The country's foreign minister recently announced that petrol prices would rise by two-thirds, with a litre of petrol now costing 145 naira (£0.50), up from about 86.5 naira. The prolonged fuel scarcity in the country meant that Nigerians were already paying prices considerably higher – up to 250 naira – than the the price established after the subsidy was scrapped.

Although the move has been met with anger by many Nigerians, Walker believes the decision is a risk worth taking to solve the country's problems of costly subsidy, fuel shortages and oil thefts. "It is going to have an inflation impact on the economy because you don't have a sophisticated transport system.

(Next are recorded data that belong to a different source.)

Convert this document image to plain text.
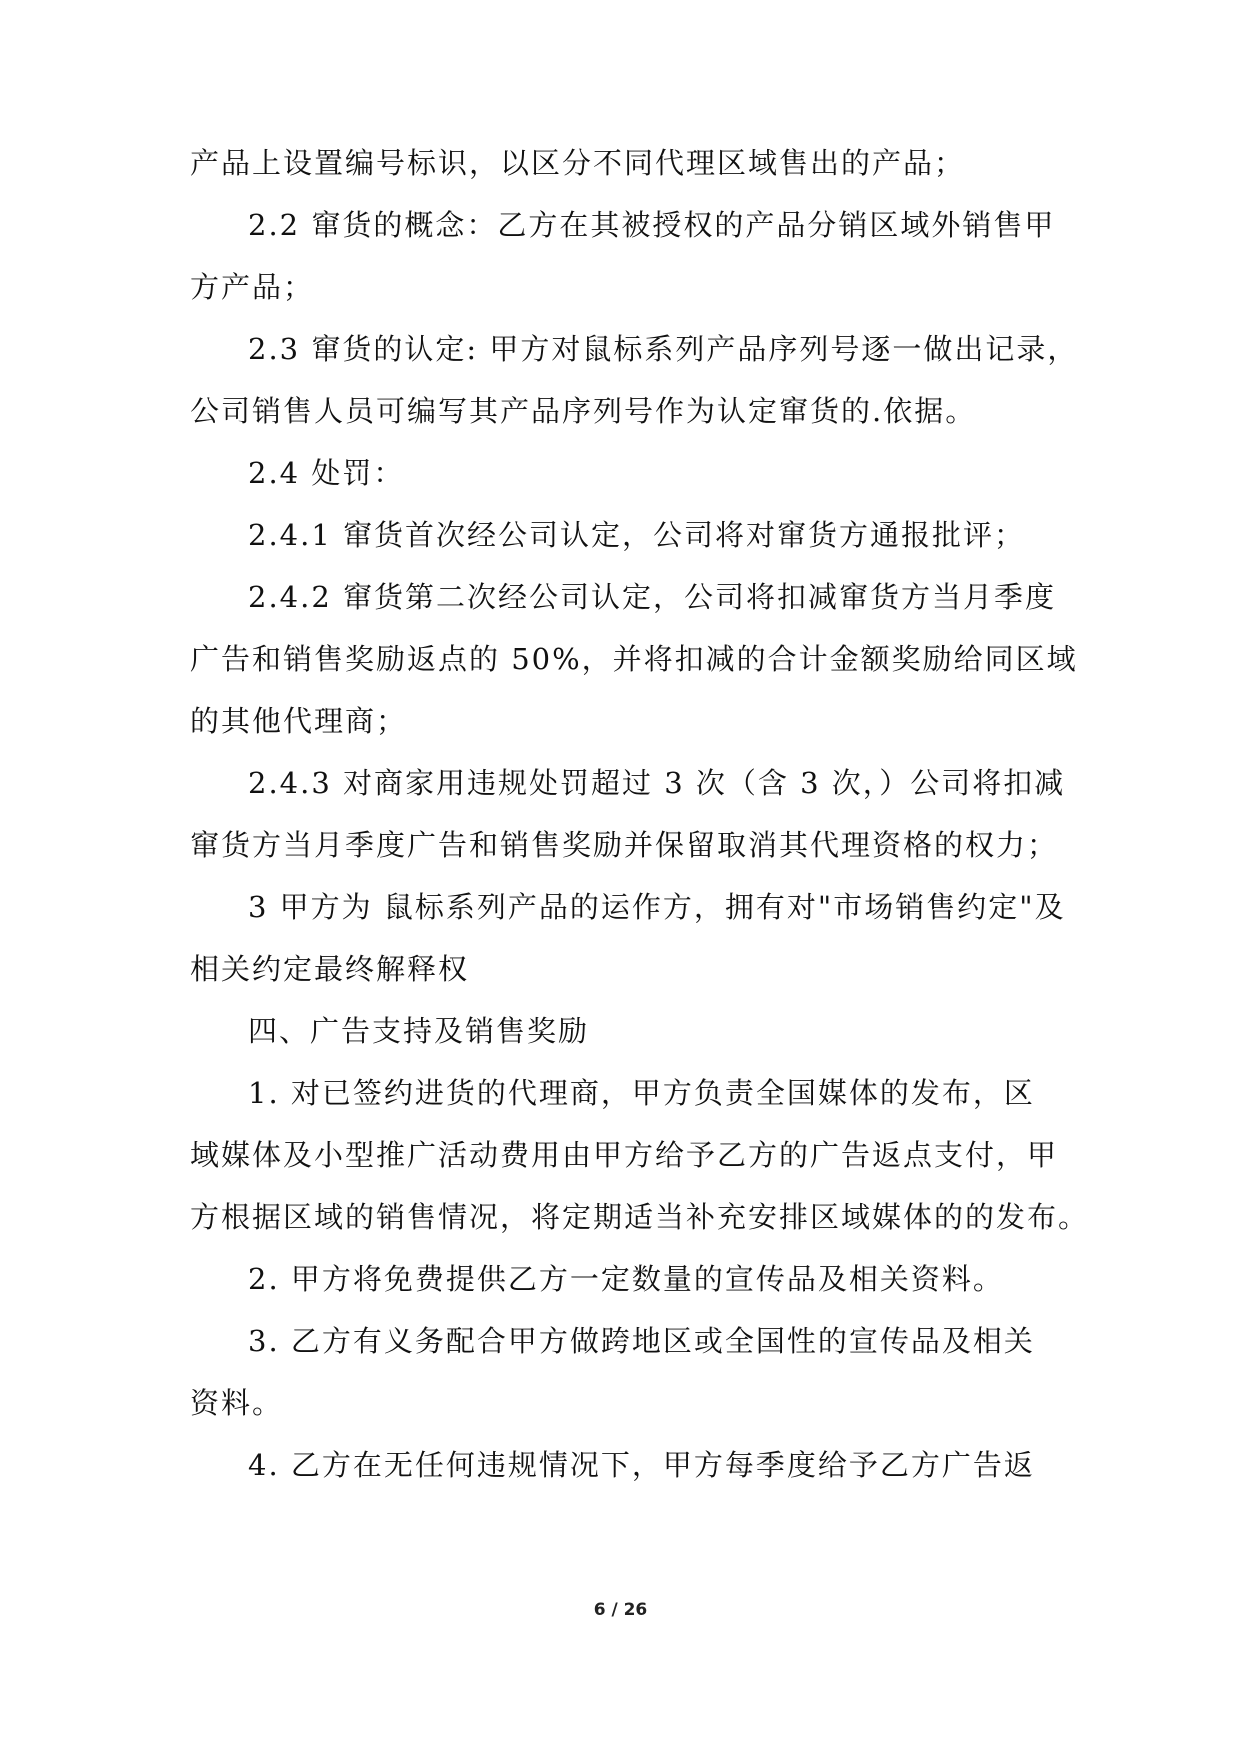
产品上设置编号标识，以区分不同代理区域售出的产品；
2.2 窜货的概念：乙方在其被授权的产品分销区域外销售甲
方产品；
2.3 窜货的认定: 甲方对鼠标系列产品序列号逐一做出记录，
公司销售人员可编写其产品序列号作为认定窜货的.依据。
2.4 处罚：
2.4.1 窜货首次经公司认定，公司将对窜货方通报批评；
2.4.2 窜货第二次经公司认定，公司将扣减窜货方当月季度
广告和销售奖励返点的 50%，并将扣减的合计金额奖励给同区域
的其他代理商；
2.4.3 对商家用违规处罚超过 3 次（含 3 次，）公司将扣减
窜货方当月季度广告和销售奖励并保留取消其代理资格的权力；
3 甲方为 鼠标系列产品的运作方，拥有对"市场销售约定"及
相关约定最终解释权
四、广告支持及销售奖励
1. 对已签约进货的代理商，甲方负责全国媒体的发布，区
域媒体及小型推广活动费用由甲方给予乙方的广告返点支付，甲
方根据区域的销售情况，将定期适当补充安排区域媒体的的发布。
2. 甲方将免费提供乙方一定数量的宣传品及相关资料。
3. 乙方有义务配合甲方做跨地区或全国性的宣传品及相关
资料。
4. 乙方在无任何违规情况下，甲方每季度给予乙方广告返
6 / 26
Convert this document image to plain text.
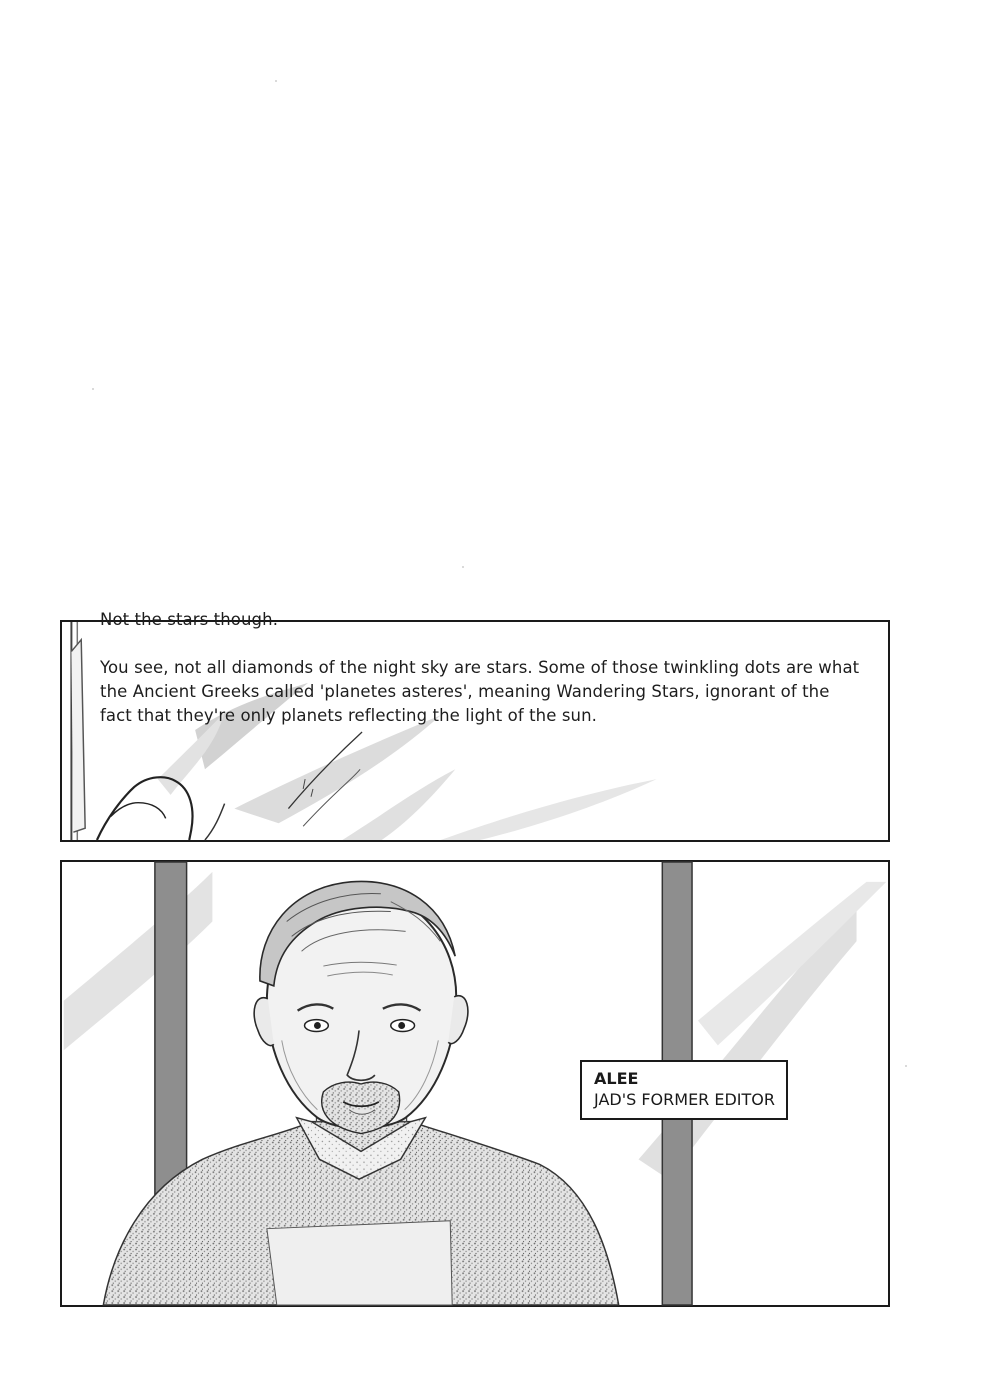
Not the stars though.
You see, not all diamonds of the night sky are stars. Some of those twinkling dots are what the Ancient Greeks called 'planetes asteres', meaning Wandering Stars, ignorant of the fact that they're only planets reflecting the light of the sun.
ALEE
JAD'S FORMER EDITOR
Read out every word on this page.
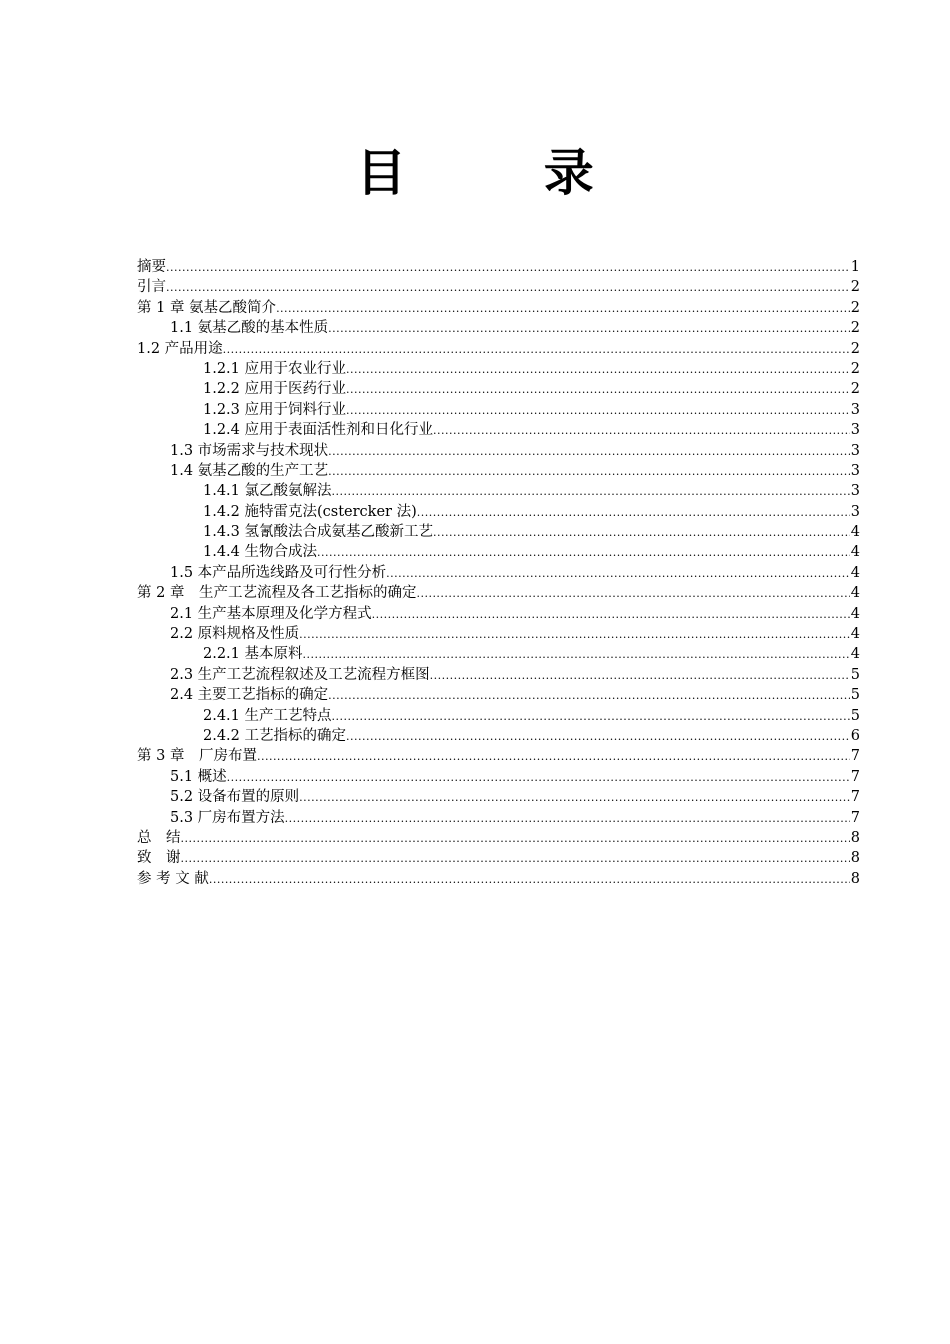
目 录
摘要 .....	1
引言 .....	2
第 1 章 氨基乙酸简介 .....	2
1.1 氨基乙酸的基本性质 .....	2
1.2 产品用途 .....	2
1.2.1 应用于农业行业 .....	2
1.2.2 应用于医药行业 .....	2
1.2.3 应用于饲料行业 .....	3
1.2.4 应用于表面活性剂和日化行业 .....	3
1.3 市场需求与技术现状 .....	3
1.4 氨基乙酸的生产工艺 .....	3
1.4.1 氯乙酸氨解法 .....	3
1.4.2 施特雷克法(cstercker 法) .....	3
1.4.3 氢氰酸法合成氨基乙酸新工艺 .....	4
1.4.4 生物合成法 .....	4
1.5 本产品所选线路及可行性分析 .....	4
第 2 章　生产工艺流程及各工艺指标的确定 .....	4
2.1 生产基本原理及化学方程式 .....	4
2.2 原料规格及性质 .....	4
2.2.1 基本原料 .....	4
2.3 生产工艺流程叙述及工艺流程方框图 .....	5
2.4 主要工艺指标的确定 .....	5
2.4.1 生产工艺特点 .....	5
2.4.2 工艺指标的确定 .....	6
第 3 章　厂房布置 .....	7
5.1 概述 .....	7
5.2 设备布置的原则 .....	7
5.3 厂房布置方法 .....	7
总　结 .....	8
致　谢 .....	8
参 考 文 献 .....	8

It is going to have an impact on most people who rely on the use of cars and there will be problems in northern Nigeria, because of transportation costs," he said.

"But the price of oil and refined petroleum have been at the lowest point for some time and removing the subsidy can be a way to stabilise the prices. There is no doubt that the government and the president are taking a political risk and it is a risk that somebody has to be strong enough to take. What we need now is a period for this to settle in."

Buhari, who took office in May 2015, has often been urged to end oil subsidy and privatise the country's oil refineries, so that the state would not spend money on yearly maintenance programmes. In July 2015, three out of the four refineries in Nigeria resumed production after undergoing a restructuring programme. "If the four refineries worked at their full capacity or even at two-thirds, they could largely meet Nigeria's internal requirements," Walker concluded.

In 2012, the previous administration led by Goodluck Jonathan, attempted to end subsidies by doubling the price of a litre of petrol overnight, angering citizens who argued that low prices were the only benefits they enjoyed from the oil-rich nation. The government subsequently made an about-turn on its decision following violent protests.